1. “Herkesin elinde telefon tutmasına o kadar alıştınız ki, şu anda ellerinde telefon olmadığını fark edemeyebilirsiniz.”
2. Eric Pickersgill’in fotoğrafları sergilendiğinde ziyaretçiler ilk bakışta temel bir şeyi gözden kaçırdılar.
3. Fotoğrafların hepsinde eller, bir teknolojik cihazı tutuyormuş gibi duruyor. Ama aslında boşluğu tutuyorlar.
4. Telefonları her yerde o kadar görmeye alıştık ki, (akşam yemeğinde, partide, yatağımızın içinde, her yerde…) artık orada olup olmadıklarını bile görmüyoruz.
5. Pickersgill; “Artık tamamen duyarsızlaştık. Hiçbir şeye yakından bakmıyoruz.”
6. Eric Pickersgill’in eleştirel fotoğraf serisi, hayatımızın küçücük ekranlara bakarak geçmesine ilginç ve güzel bir yoldan dikkat çekiyor.
7. “Bu aslında teknoloji bağımlılığını göstermenin sadece bir yolu…”
8. “Bağımlılığımız direkt olarak sosyal hayatımızı etkiliyor, ve bu konu basit bir belgeselden çok daha ileri gidiyor…”
9. “Proje o kadar etkili oldu ki, arkadaşlarım benim yanımdayken cep telefonlarına baktıklarında suçluluk hissetmeye bile başladı.”
10. Ama Pickersgill’in projesindeki amaç insanları yargılamak değil, sadece insanların üzerinde fazla durmadığı sorun hakkında farkındalık yaratma çabası.
11. Ve tabii bir de işin ironi kısmı var.
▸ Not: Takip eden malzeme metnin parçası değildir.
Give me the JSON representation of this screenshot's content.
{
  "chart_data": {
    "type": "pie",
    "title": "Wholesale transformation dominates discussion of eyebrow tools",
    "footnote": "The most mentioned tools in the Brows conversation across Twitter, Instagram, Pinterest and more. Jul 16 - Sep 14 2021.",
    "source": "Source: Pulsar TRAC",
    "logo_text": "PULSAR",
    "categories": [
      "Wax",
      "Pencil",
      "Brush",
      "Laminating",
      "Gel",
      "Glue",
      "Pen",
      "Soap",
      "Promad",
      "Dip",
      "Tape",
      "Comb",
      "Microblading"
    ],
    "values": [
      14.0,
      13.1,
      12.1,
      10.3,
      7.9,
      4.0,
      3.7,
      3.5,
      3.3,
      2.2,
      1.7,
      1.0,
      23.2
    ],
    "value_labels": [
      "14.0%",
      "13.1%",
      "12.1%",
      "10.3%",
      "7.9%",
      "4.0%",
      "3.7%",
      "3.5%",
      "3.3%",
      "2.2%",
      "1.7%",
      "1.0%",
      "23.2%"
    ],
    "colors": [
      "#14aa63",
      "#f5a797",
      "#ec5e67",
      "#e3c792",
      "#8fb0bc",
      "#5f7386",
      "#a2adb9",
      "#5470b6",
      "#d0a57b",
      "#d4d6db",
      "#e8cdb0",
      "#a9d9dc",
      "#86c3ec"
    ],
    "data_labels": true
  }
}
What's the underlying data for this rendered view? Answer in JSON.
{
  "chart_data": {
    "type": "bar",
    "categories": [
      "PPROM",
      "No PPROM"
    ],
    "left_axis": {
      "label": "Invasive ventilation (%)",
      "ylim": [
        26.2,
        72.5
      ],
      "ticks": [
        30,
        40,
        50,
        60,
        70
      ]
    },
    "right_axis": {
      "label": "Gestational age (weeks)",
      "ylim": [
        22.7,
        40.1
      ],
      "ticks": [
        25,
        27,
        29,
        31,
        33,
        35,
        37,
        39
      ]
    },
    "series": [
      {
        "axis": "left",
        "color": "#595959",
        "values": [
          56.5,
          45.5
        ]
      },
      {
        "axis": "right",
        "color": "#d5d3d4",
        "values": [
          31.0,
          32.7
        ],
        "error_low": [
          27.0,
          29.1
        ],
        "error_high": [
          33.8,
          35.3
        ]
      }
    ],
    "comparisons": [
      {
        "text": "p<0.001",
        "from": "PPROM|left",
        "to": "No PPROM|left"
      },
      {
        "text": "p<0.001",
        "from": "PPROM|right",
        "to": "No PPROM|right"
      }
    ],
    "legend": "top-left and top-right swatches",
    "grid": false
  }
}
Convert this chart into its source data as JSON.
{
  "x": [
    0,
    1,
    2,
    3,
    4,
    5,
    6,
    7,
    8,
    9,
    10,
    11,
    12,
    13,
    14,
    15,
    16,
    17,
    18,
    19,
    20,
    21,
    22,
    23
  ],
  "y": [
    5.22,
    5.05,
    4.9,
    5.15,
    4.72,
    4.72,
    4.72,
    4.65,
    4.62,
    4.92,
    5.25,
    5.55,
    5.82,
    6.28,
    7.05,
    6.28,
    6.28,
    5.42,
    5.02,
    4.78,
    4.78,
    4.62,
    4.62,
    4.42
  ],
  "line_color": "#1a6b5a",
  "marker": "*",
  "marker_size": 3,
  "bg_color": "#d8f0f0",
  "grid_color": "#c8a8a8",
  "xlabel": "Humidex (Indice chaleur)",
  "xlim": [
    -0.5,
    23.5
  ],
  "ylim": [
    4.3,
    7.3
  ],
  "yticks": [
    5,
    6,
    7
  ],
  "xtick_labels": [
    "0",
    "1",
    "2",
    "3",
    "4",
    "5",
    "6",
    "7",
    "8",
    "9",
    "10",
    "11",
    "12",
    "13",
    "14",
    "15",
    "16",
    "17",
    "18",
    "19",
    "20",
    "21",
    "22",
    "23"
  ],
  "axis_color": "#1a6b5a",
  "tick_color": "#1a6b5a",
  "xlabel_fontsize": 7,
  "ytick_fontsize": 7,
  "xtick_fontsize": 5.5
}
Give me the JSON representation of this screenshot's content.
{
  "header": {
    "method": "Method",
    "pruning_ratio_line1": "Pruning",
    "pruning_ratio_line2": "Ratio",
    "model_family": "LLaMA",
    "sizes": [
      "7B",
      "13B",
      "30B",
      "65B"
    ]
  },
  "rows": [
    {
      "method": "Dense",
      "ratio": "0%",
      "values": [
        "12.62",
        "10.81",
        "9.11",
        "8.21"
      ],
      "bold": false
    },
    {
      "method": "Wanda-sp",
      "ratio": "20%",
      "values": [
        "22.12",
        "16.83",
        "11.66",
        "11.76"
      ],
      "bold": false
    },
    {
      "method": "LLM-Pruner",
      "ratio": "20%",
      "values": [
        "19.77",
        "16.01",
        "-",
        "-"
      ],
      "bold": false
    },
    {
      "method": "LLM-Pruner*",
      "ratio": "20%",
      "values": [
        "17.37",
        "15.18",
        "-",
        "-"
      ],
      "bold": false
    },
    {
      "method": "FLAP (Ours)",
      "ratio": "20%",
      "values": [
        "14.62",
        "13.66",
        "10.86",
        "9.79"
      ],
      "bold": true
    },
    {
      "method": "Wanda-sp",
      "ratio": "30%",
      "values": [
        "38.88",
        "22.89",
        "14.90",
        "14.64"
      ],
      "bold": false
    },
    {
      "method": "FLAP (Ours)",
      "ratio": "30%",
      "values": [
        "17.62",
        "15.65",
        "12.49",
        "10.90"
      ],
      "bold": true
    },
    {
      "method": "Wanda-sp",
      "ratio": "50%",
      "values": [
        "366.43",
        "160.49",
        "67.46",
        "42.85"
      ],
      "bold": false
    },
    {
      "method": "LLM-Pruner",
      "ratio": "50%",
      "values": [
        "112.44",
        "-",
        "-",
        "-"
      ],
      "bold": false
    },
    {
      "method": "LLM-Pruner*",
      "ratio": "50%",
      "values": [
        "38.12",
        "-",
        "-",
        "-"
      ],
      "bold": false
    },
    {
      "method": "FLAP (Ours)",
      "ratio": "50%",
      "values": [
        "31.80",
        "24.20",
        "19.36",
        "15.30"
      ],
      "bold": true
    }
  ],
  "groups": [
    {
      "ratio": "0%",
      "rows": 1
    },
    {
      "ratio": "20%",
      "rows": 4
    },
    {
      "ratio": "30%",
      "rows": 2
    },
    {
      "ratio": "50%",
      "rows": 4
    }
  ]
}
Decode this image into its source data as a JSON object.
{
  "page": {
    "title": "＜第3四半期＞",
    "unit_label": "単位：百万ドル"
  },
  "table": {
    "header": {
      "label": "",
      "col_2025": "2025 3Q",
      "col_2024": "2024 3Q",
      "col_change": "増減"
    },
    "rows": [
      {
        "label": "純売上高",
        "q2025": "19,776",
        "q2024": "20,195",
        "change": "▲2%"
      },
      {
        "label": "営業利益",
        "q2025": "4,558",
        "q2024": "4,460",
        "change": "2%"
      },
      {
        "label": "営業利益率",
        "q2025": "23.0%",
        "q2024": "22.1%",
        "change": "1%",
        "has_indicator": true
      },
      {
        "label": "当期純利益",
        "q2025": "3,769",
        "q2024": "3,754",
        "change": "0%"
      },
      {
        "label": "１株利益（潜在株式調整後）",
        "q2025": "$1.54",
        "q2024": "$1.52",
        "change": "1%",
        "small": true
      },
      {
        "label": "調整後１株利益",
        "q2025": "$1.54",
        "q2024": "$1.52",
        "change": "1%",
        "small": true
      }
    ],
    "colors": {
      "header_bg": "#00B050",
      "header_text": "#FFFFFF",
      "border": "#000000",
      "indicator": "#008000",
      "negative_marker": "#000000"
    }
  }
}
Çünkü büyük olasılıkla siz de bu yazıyı akıllı telefonunuz veya tabletinizden okuyorsunuz.
12. “Projeye ilk başladığımda, fotoğrafların online mecralarda sergilenmesine izin vermemeyi düşünmüştüm…”
13. “…neticede çevremdeki insanlar beni şuna ikna etti; istediğim etkiyi yaratmak istiyorsam projemi yaymam gerekiyor, tüm insanları sergiye getirmem mümkün olmayacak.”
14. “Birçok kişi bana bunun neden bu kadar yaygın olduğunu düşündüğümü sordu…”
15. “…benim fikrim; çünkü insanlar bu durumu normal karşılamaya başladı. Bir insanın diğerlerinin yanında herhangi bir cihazla meşgul olması normal karşılandıkça, durum giderek yaygınlaştı…”
16. “…ben de bu değişime dikkat çekmek istedim.”
17. “Kurguladığım fotoğraflar, her gün yaşadığım sahnelerin yeniden canlandırılmasını temsil ediyor.”